Therem was just entering kemmer, and was flush with it, voice rich with passion, anger, and bone-deep sorrow. I was near kemmer myself and felt my body begin to respond to her dawning femininity, even as my heart ached for the real pain beneath the tragedy of her tale.

“There was something compelling about Harth, in that first blush of kemmer. She was utterly present, in the moment, as only a Haddartha adept can be. I could feel her shadow cast across the room, across the world, sharp-edged and dark, throwing my perceptions into high contrast. I was half in love with her by the end of that story. So I pushed my way through the crowd to introduce myself, and offered to share kemmer with her.”

‘I choose to abstain,’ she said, turning away.

I wanted to catch her by the hand, but rather than touch one in kemmer uninvited I spoke up once more, bold with desire and a flash of intuition. ‘Your sibling would not begrudge you this comfort,’ I told her.

Therem was an accomplished politician, even then. Her body betrayed no reaction, but my words were enough to stop her retreat. She turned to face me. ‘Perhaps it isn’t commonly told in your Domain,’ Therem said, cheeks still wet with tears from her telling of a beloved sibling’s suicide, ‘but ‘The Place Inside the Blizzard’ is a traditional tale, hundreds of years old.’

‘It is an old story,’ I agreed, ‘And there’s good reason it is still told around the hearthfire. You’ve been touched by death, but you still breathe, you still feel the fever of kemmer. ‘Life and death, lying together like lovers in kemmer, like hands joined together, like the end and the way.’”

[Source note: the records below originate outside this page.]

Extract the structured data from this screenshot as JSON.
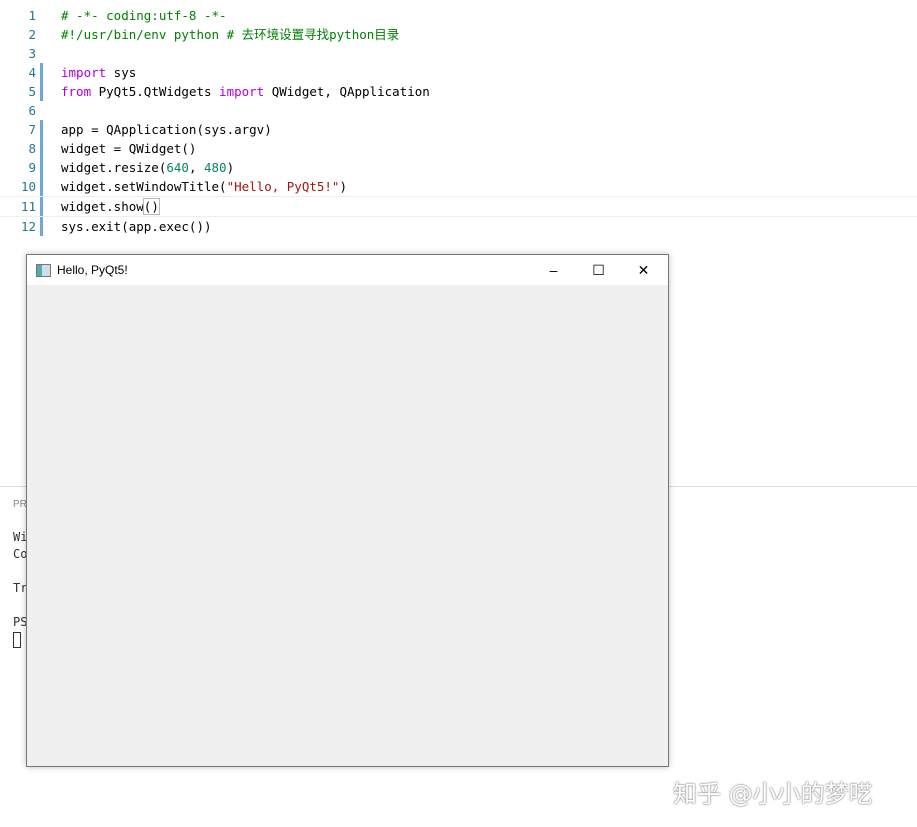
{
  "editor": {
    "lines": [
      {
        "n": "1",
        "parts": [
          {
            "t": "# -*- coding:utf-8 -*-",
            "c": "cm"
          }
        ]
      },
      {
        "n": "2",
        "parts": [
          {
            "t": "#!/usr/bin/env python # 去环境设置寻找python目录",
            "c": "cm"
          }
        ]
      },
      {
        "n": "3",
        "parts": []
      },
      {
        "n": "4",
        "mod": true,
        "parts": [
          {
            "t": "import",
            "c": "kw"
          },
          {
            "t": " sys",
            "c": ""
          }
        ]
      },
      {
        "n": "5",
        "mod": true,
        "parts": [
          {
            "t": "from",
            "c": "kw"
          },
          {
            "t": " PyQt5.QtWidgets ",
            "c": ""
          },
          {
            "t": "import",
            "c": "kw"
          },
          {
            "t": " QWidget, QApplication",
            "c": ""
          }
        ]
      },
      {
        "n": "6",
        "parts": []
      },
      {
        "n": "7",
        "mod": true,
        "parts": [
          {
            "t": "app = QApplication(sys.argv)",
            "c": ""
          }
        ]
      },
      {
        "n": "8",
        "mod": true,
        "parts": [
          {
            "t": "widget = QWidget()",
            "c": ""
          }
        ]
      },
      {
        "n": "9",
        "mod": true,
        "parts": [
          {
            "t": "widget.resize(",
            "c": ""
          },
          {
            "t": "640",
            "c": "num"
          },
          {
            "t": ", ",
            "c": ""
          },
          {
            "t": "480",
            "c": "num"
          },
          {
            "t": ")",
            "c": ""
          }
        ]
      },
      {
        "n": "10",
        "mod": true,
        "parts": [
          {
            "t": "widget.setWindowTitle(",
            "c": ""
          },
          {
            "t": "\"Hello, PyQt5!\"",
            "c": "str"
          },
          {
            "t": ")",
            "c": ""
          }
        ]
      },
      {
        "n": "11",
        "mod": true,
        "current": true,
        "parts": [
          {
            "t": "widget.show",
            "c": ""
          },
          {
            "t": "()",
            "c": "bracket"
          }
        ]
      },
      {
        "n": "12",
        "mod": true,
        "parts": [
          {
            "t": "sys.exit(app.exec())",
            "c": ""
          }
        ]
      }
    ]
  },
  "terminal": {
    "header": "PR",
    "lines": [
      "Wi",
      "Co",
      "Tr",
      "PS"
    ]
  },
  "window": {
    "title": "Hello, PyQt5!",
    "minimize": "–",
    "maximize": "☐",
    "close": "✕"
  },
  "watermark": "知乎 @小小的梦呓"
}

Something about the ancient poem broke through her reserve. Therem took a hard, shuddering breath, then closed her eyes and took a more controlled one, applying the disciplines. Once she had settled down to a fine tremble of kemmer hormones and restraint she reached out to me and tipped my chin up, looking me searchingly in the eye.

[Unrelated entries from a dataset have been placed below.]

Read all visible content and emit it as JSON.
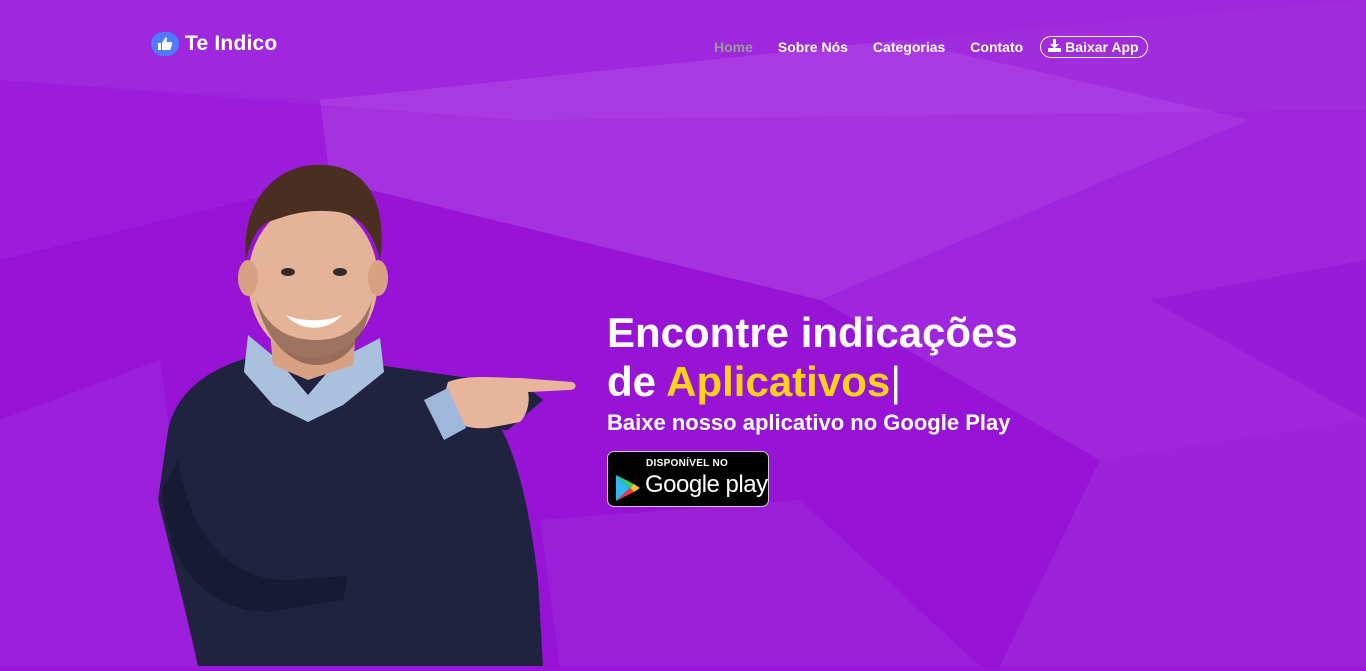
{
  "brand": {
    "name": "Te Indico",
    "icon": "thumbs-up-icon",
    "icon_color": "#4f7bff"
  },
  "nav": {
    "items": [
      {
        "label": "Home",
        "active": true
      },
      {
        "label": "Sobre Nós",
        "active": false
      },
      {
        "label": "Categorias",
        "active": false
      },
      {
        "label": "Contato",
        "active": false
      }
    ],
    "download": {
      "label": "Baixar App",
      "icon": "download-icon"
    }
  },
  "hero": {
    "line1": "Encontre indicações",
    "line2_prefix": "de",
    "line2_accent": "Aplicativos",
    "cursor": "|",
    "subtitle": "Baixe nosso aplicativo no Google Play",
    "accent_color": "#ffd21a"
  },
  "google_play": {
    "small_text": "DISPONÍVEL NO",
    "big_text": "Google play"
  },
  "colors": {
    "background": "#9a17d9",
    "nav_active": "#9a9a9a"
  }
}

“‘I won’t be able to give you what you want,’ your father warned me.

‘Give me what you can,’ I told her. ‘And that will be enough.’”

Alli threw their arms around me and hugged me tight. “Harth gave me to you, me and Niman,” they said fiercely.

I held them close under the blankets. “That took another year. But yes, once we vowed kemmering, Harth gave you to me. And then they gave the greatest gift of all to you.”

“To me?” Alli asked, full of the caution and curiosity inspired by an infamous father whose face they hardly remembered, that they knew through Therem’s voice recordings, my stories, and vicious rumor.

“Harth put their hand upon the great wheel and brought down the people of the stars,” I whispered, this truth too new and fragile to be spoken aloud. “They gave their life to bring you all the people whose suns shine in the night sky.”

At that, Alli wept, finally, for the father they had lost. I rocked them to sleep, blew out the candle, and blessed the darkness before lifting my chin high and heading back into the hall to face my clan.